To determine how far from the base of the pole each bracket should be braced in the ground, we can use the Pythagorean theorem.
We know:
- The length of the bracket (hypotenuse) is 6.5 ft.
- The height at which the bracket is attached to the pole (vertical leg) is 4.5 ft.
We need to find the distance from the base of the pole (horizontal leg). We can denote this distance as \( x \).
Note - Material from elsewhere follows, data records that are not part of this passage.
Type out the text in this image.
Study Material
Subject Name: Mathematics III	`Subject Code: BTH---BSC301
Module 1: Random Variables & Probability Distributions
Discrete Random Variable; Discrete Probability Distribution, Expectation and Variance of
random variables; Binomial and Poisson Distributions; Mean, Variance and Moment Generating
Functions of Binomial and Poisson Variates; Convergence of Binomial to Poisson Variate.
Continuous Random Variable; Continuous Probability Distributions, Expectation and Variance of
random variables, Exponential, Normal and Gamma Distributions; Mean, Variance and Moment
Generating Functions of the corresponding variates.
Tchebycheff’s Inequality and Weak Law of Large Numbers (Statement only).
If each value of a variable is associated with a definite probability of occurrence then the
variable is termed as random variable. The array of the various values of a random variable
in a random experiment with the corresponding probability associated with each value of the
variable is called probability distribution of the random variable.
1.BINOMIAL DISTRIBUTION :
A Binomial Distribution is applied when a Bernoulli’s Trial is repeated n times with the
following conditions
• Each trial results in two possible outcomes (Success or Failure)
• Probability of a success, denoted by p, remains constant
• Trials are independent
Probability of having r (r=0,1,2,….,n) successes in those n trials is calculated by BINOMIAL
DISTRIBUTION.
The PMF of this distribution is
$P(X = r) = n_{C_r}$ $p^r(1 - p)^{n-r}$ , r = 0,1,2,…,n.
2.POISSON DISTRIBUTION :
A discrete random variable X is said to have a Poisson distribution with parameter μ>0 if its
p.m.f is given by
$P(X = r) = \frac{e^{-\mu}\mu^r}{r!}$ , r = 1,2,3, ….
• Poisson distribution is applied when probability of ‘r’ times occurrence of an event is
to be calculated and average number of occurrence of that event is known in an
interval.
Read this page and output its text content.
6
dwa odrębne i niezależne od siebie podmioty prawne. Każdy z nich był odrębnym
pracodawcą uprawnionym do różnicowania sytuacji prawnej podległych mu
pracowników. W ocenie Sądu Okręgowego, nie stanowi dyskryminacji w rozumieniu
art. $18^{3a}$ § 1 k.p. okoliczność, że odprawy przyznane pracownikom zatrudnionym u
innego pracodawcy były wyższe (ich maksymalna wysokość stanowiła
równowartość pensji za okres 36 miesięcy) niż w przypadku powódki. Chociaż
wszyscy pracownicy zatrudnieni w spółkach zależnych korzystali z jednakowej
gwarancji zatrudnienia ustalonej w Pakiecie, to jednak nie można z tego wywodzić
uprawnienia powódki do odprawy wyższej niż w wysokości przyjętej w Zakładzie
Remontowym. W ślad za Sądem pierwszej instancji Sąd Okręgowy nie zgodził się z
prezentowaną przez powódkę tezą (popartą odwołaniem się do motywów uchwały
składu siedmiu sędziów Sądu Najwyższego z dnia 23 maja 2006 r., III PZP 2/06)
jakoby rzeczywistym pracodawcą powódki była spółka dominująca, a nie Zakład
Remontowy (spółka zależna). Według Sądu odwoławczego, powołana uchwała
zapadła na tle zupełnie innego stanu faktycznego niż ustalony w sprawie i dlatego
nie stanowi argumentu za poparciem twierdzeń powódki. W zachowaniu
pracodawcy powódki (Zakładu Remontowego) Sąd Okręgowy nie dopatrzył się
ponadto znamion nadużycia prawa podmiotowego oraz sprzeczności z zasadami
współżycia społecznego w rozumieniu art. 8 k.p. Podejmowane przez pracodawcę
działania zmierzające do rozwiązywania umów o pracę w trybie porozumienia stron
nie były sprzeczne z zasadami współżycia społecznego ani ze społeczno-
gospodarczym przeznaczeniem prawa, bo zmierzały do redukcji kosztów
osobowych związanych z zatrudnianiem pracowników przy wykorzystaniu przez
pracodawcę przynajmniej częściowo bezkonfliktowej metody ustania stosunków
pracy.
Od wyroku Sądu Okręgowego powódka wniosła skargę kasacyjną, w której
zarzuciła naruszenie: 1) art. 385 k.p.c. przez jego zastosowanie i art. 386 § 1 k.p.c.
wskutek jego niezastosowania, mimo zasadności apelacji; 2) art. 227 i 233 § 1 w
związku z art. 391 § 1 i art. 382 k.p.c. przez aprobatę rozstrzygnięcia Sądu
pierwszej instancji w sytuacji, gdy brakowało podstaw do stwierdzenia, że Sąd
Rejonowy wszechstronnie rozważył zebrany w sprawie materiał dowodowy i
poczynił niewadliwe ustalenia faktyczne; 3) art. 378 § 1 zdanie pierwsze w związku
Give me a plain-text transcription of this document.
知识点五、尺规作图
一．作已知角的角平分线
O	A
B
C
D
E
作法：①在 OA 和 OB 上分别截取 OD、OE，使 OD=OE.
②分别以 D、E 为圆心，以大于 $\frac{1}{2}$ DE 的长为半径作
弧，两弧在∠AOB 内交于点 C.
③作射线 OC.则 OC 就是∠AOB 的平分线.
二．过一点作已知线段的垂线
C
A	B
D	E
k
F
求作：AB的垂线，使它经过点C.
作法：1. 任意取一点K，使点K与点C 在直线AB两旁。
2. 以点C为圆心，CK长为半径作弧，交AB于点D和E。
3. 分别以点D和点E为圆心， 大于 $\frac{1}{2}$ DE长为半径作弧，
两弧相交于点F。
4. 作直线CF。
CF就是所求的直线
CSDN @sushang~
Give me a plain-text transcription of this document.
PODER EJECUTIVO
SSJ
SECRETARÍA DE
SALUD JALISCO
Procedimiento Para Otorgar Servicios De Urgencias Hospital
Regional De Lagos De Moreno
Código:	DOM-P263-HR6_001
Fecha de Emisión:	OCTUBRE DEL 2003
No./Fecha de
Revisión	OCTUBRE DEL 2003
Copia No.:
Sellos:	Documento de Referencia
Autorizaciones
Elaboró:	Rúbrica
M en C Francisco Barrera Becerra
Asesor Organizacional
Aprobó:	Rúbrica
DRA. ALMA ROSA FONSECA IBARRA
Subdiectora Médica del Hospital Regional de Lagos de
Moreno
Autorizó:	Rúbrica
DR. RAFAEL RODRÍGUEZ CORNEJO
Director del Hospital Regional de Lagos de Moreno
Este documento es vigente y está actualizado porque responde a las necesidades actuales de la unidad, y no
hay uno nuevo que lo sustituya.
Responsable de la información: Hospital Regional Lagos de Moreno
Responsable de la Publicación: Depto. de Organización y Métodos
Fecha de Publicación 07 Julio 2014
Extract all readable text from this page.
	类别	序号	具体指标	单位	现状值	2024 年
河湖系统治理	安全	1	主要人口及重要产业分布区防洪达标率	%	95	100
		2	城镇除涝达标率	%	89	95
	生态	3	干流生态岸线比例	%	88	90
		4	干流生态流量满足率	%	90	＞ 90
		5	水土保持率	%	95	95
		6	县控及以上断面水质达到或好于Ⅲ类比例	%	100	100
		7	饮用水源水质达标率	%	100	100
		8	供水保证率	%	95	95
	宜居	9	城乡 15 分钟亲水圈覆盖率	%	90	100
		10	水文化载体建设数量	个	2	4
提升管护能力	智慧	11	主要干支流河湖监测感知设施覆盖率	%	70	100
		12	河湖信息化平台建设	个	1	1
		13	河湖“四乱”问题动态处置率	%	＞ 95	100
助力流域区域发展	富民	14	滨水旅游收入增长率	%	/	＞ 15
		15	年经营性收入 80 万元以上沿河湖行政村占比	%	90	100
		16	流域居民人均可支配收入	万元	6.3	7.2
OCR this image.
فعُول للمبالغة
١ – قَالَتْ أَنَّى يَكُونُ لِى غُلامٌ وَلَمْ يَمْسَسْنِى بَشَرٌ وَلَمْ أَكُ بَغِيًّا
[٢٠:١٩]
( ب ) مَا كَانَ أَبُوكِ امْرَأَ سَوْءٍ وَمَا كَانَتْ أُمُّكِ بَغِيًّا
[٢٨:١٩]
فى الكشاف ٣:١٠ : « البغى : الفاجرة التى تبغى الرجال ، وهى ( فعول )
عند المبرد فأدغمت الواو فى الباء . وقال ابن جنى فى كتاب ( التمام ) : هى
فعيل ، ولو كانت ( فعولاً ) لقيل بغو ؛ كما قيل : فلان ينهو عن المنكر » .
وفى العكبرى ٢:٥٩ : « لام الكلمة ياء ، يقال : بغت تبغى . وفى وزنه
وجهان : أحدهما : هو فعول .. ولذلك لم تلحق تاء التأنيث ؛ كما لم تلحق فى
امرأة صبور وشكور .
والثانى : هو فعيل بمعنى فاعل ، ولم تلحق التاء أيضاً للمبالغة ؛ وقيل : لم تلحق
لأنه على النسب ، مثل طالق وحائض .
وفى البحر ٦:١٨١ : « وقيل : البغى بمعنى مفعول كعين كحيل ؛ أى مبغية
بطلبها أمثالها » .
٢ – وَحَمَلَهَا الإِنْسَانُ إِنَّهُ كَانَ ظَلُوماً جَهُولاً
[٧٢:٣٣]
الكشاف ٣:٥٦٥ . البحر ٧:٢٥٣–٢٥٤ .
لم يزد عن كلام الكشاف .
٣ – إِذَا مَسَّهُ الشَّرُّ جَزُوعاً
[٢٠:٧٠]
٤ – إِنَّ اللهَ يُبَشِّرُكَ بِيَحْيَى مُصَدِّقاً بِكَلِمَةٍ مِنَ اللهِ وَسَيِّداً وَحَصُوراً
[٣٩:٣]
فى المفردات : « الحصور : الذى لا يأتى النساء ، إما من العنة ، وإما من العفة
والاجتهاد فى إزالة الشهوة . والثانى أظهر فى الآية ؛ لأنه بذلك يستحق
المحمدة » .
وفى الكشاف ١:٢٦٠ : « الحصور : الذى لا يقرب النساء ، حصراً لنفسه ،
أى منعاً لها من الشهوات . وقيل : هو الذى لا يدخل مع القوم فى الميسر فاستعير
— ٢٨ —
According to the Pythagorean theorem:
\[ a^2 + b^2 = c^2 \]
Where:
- \( a \) is the height of the attachment (4.5 ft),
- \( b \) is the distance from the base of the pole (x),
- \( c \) is the length of the bracket (6.5 ft).
Plugging in the values:
\[ (4.5)^2 + x^2 = (6.5)^2 \]
Calculating the squares:
\[ 20.25 + x^2 = 42.25 \]
Now, we can isolate \( x^2 \):
\[ x^2 = 42.25 - 20.25 \] \[ x^2 = 22 \]
Now, take the square root to find \( x \):
\[ x = \sqrt{22} \approx 4.69 \]
Rounding to the nearest tenth, we get:
\[ x \approx 4.7 \]
So the distance from the base of the pole should be approximately 4.7 ft.